Perdido 03

Perdido 03

Wednesday, August 13, 2014

Guard Violence At Rikers Grew Under Mayor Bloomberg

Does this get added to Mayor Bloomberg's "legacy"?

The portrait that emerged from the report on Rikers Island by the United States attorney’s office in Manhattan last week was of a place with almost medieval levels of violence, meted out with startling ferocity by guards and their superiors. 

The two-and-a-half-year investigation, which focused on the abuse of teenage inmates by correction staff, was exhaustive in cataloging the brutality. But a critical question that went unaddressed is how conditions were allowed to get to this point.

Rikers has been a place of violent excess for decades. And the growing ranks of inmates with mental illnesses, reaching nearly 40 percent of the jail population today, have added to the challenges for correction officials. 

But conditions worsened substantially under the administration of Mayor Michael R. Bloomberg, which reduced jail staff and failed to curb escalating violence by guards, according to former correction officials, inmates’ advocates and others intimately familiar with the jail.

“There was very little interest in expending political capital and financial capital on the jails,” said Martin F. Horn, who was correction commissioner during Mr. Bloomberg’s first two terms.

As mayor, Mr. Bloomberg earned a reputation for being a consummate manager who leveraged his private sector experience to tackle municipal problems. But he never made Rikers a high priority, at a time when conditions were drastically deteriorating, according to people familiar with its problems.

During Mr. Bloomberg’s last term, use of force by officers on inmates jumped by 90 percent, according to Correction Department data. Inmates’ advocates and public officials charged with overseeing the jails said they pleaded for the administration to address the issue.

“We met with the Department of Correction and the Bloomberg administration about the prevalence of violence directed by correctional staff towards prisoners, and they didn’t respond,” said Dr.
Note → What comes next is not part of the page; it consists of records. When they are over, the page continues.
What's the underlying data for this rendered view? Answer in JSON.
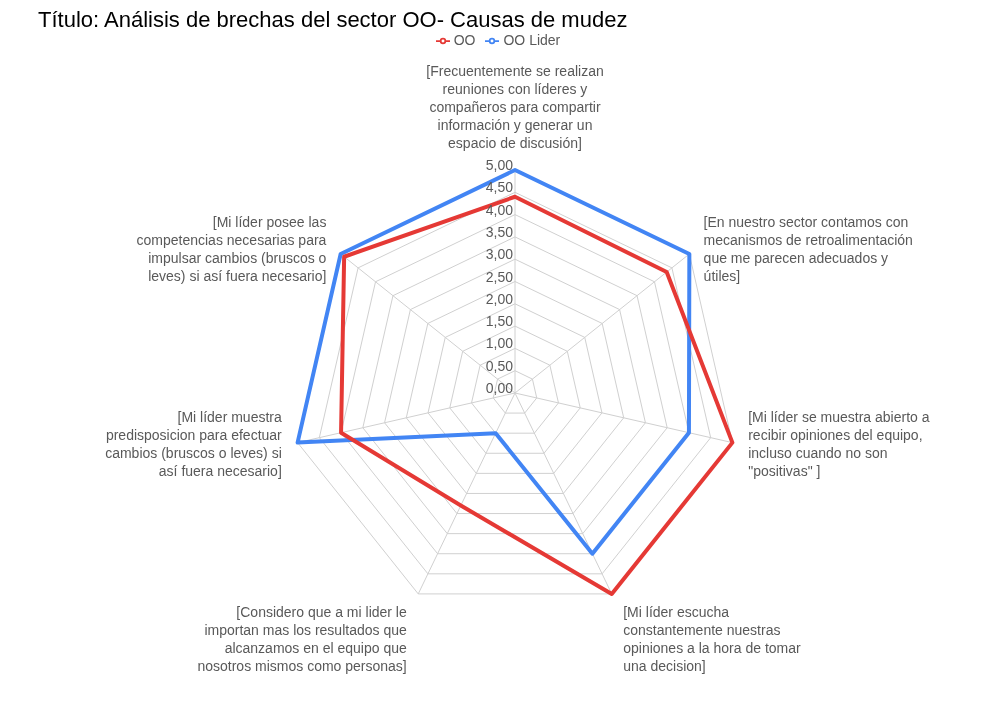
{
  "chart_data": {
    "type": "radar",
    "title": "Título: Análisis de brechas del sector OO- Causas de mudez",
    "categories": [
      "[Frecuentemente se realizan reuniones con líderes y compañeros para compartir información y generar un espacio de discusión]",
      "[En nuestro sector contamos con mecanismos de retroalimentación que me parecen adecuados y útiles]",
      "[Mi líder se muestra abierto a recibir opiniones del equipo, incluso cuando no son \"positivas\" ]",
      "[Mi líder escucha constantemente nuestras opiniones a la hora de tomar una decision]",
      "[Considero que a mi lider le importan mas los resultados que alcanzamos en el equipo que nosotros mismos como personas]",
      "[Mi líder muestra predisposicion para efectuar cambios (bruscos o leves) si así fuera necesario]",
      "[Mi líder posee las competencias necesarias para impulsar cambios (bruscos o leves) si así fuera necesario]"
    ],
    "series": [
      {
        "name": "OO Lider",
        "color": "#4285f4",
        "values": [
          5.0,
          5.0,
          4.0,
          4.0,
          1.0,
          5.0,
          5.0
        ]
      },
      {
        "name": "OO",
        "color": "#e53935",
        "values": [
          4.4,
          4.35,
          5.0,
          5.0,
          2.8,
          4.0,
          4.9
        ]
      }
    ],
    "ylim": [
      0,
      5
    ],
    "yticks": [
      {
        "value": 0,
        "label": "0,00"
      },
      {
        "value": 0.5,
        "label": "0,50"
      },
      {
        "value": 1,
        "label": "1,00"
      },
      {
        "value": 1.5,
        "label": "1,50"
      },
      {
        "value": 2,
        "label": "2,00"
      },
      {
        "value": 2.5,
        "label": "2,50"
      },
      {
        "value": 3,
        "label": "3,00"
      },
      {
        "value": 3.5,
        "label": "3,50"
      },
      {
        "value": 4,
        "label": "4,00"
      },
      {
        "value": 4.5,
        "label": "4,50"
      },
      {
        "value": 5,
        "label": "5,00"
      }
    ],
    "grid": true,
    "legend": "top",
    "marker": "none"
  }
}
Robert Cohen, a member of the New York City Board of Correction, a watchdog agency.

In short, they didn't give a shit about the violence at Rikers, the worsening conditions, what is termed in the Times story "almost medieval levels of violence."

I ask again, does the "almost medieval levels of violence meted out with startling ferocity by guards and their superiors" at Rikers to teenage prisoners get added to his "legacy"?